Book Synopsis The Dog's Children by : Leonard Bloomfield
Download or read book The Dog's Children written by Leonard Bloomfield and published by Univ. of Manitoba Press. This book was released on 1991-02-01 with total page 212 pages. Available in PDF, EPUB and Kindle. Book excerpt: These are a collection of 20 stories, dictated in 1941 to Bloomfield's linguistics class, edited from manuscripts now in the National Anthropological Archives at the Smithsonian Institution, and published for the first time. In Ojibwe, with English translations by Bloomfield. Ojibwe-English glossary and other linguistic study aids.
Book Synopsis Ethnohistoric study of eastern James Bay Cree social organization, 1700-1850 by : Toby Morantz
Download or read book Ethnohistoric study of eastern James Bay Cree social organization, 1700-1850 written by Toby Morantz and published by University of Ottawa Press. This book was released on 1983-01-01 with total page 211 pages. Available in PDF, EPUB and Kindle. Book excerpt: In seeking to examine the accommodation by this Northern Algonquian people to the fur trade, this study first outlines the historical development and ecological setting and then looks at the question of social change from the perspectives of economic adaptations, group structure, leadership and territorial organization.

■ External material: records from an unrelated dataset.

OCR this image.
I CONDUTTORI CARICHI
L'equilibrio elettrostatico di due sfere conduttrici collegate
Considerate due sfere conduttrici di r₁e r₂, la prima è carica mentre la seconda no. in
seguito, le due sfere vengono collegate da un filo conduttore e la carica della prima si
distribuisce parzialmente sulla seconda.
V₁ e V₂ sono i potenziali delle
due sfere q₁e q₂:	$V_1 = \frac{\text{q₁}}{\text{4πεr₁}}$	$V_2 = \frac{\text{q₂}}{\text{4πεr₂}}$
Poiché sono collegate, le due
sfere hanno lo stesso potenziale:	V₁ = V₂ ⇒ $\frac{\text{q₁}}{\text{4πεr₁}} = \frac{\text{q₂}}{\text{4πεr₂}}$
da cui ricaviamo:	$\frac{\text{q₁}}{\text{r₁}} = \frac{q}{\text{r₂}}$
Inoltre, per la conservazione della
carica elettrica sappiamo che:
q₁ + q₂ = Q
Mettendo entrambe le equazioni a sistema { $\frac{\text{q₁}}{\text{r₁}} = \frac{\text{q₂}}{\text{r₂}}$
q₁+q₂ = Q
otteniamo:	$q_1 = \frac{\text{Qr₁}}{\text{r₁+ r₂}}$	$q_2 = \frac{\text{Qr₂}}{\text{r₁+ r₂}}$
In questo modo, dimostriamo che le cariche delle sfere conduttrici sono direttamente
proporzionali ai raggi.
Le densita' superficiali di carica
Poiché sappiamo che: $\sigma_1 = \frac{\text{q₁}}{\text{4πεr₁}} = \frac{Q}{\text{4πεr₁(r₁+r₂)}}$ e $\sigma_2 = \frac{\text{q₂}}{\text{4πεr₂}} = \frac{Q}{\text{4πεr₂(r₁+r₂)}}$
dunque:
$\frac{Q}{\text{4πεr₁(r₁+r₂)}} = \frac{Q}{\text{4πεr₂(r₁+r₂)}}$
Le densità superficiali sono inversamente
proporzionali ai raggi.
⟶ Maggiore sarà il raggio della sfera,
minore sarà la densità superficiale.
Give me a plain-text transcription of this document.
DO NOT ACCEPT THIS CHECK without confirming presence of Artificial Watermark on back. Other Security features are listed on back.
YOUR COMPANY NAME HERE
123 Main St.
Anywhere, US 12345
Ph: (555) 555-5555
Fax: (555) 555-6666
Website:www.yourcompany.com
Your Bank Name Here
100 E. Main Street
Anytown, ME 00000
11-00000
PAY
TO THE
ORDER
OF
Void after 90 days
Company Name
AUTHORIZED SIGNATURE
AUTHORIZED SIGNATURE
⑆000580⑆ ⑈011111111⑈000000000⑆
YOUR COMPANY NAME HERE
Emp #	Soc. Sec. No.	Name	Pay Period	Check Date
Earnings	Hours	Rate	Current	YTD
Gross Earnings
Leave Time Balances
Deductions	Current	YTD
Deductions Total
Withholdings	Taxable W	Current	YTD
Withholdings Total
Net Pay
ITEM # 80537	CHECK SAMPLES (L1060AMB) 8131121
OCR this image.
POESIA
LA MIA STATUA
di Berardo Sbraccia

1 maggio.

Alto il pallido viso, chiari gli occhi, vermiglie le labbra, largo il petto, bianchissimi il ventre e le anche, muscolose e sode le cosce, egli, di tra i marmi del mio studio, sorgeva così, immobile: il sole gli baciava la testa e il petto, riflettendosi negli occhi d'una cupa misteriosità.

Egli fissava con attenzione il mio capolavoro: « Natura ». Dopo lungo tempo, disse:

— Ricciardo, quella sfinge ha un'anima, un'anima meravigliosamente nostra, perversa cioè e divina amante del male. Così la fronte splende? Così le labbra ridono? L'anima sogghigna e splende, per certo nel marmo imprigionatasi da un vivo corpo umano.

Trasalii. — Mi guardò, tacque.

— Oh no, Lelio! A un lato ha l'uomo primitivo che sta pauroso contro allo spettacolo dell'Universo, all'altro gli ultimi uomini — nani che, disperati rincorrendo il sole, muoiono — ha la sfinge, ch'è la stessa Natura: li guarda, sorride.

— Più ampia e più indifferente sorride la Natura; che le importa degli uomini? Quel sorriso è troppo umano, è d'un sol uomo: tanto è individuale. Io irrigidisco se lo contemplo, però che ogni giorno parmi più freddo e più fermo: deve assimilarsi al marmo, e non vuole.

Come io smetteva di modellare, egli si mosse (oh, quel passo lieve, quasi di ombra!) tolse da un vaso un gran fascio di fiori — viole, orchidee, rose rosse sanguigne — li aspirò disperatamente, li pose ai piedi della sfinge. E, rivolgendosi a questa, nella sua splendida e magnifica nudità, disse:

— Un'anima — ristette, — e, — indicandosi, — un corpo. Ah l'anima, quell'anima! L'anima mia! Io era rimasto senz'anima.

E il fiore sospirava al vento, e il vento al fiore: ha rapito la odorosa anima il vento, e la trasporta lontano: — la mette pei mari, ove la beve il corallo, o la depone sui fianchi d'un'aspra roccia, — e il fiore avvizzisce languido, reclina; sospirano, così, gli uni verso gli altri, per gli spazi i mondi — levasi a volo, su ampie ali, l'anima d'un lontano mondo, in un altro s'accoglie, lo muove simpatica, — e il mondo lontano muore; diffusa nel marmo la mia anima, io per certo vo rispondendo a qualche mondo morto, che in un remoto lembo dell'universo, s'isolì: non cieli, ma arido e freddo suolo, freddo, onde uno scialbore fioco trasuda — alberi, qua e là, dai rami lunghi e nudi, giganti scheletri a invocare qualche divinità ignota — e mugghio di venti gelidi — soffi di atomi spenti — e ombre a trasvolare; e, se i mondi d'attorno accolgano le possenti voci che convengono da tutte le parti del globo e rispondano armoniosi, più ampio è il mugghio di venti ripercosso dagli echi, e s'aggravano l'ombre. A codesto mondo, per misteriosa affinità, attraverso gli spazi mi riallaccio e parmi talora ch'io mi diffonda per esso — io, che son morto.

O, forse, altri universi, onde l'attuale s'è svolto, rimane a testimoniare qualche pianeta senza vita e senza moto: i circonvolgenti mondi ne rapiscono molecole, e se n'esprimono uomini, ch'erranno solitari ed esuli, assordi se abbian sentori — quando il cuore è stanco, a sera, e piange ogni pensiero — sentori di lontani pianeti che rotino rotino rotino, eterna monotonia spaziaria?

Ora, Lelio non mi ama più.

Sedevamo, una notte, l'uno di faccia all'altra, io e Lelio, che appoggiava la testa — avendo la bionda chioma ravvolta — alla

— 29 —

Book Synopsis Variation in Indigenous Minority Languages by : James N. Stanford
Download or read book Variation in Indigenous Minority Languages written by James N. Stanford and published by John Benjamins Publishing. This book was released on 2009-04-15 with total page 530 pages. Available in PDF, EPUB and Kindle. Book excerpt: Indigenous minority languages have played crucial roles in many areas of linguistics - phonetics, phonology, morphology, syntax, typology, and the ethnography of communication. Such languages have, however, received comparatively little attention from quantitative or variationist sociolinguistics. Without the diverse perspectives that underrepresented language communities can provide, our understanding of language variation and change will be incomplete. To help fill this gap and develop broader viewpoints, this anthology presents 21 original, fieldwork-based studies of a wide range of indigenous languages in the framework of quantitative sociolinguistics. The studies illustrate how such understudied communities can provide new insights into language variation and change with respect to socioeconomic status, gender, age, clan, lack of a standard, exogamy, contact with dominant majority languages, internal linguistic factors, and many other topics.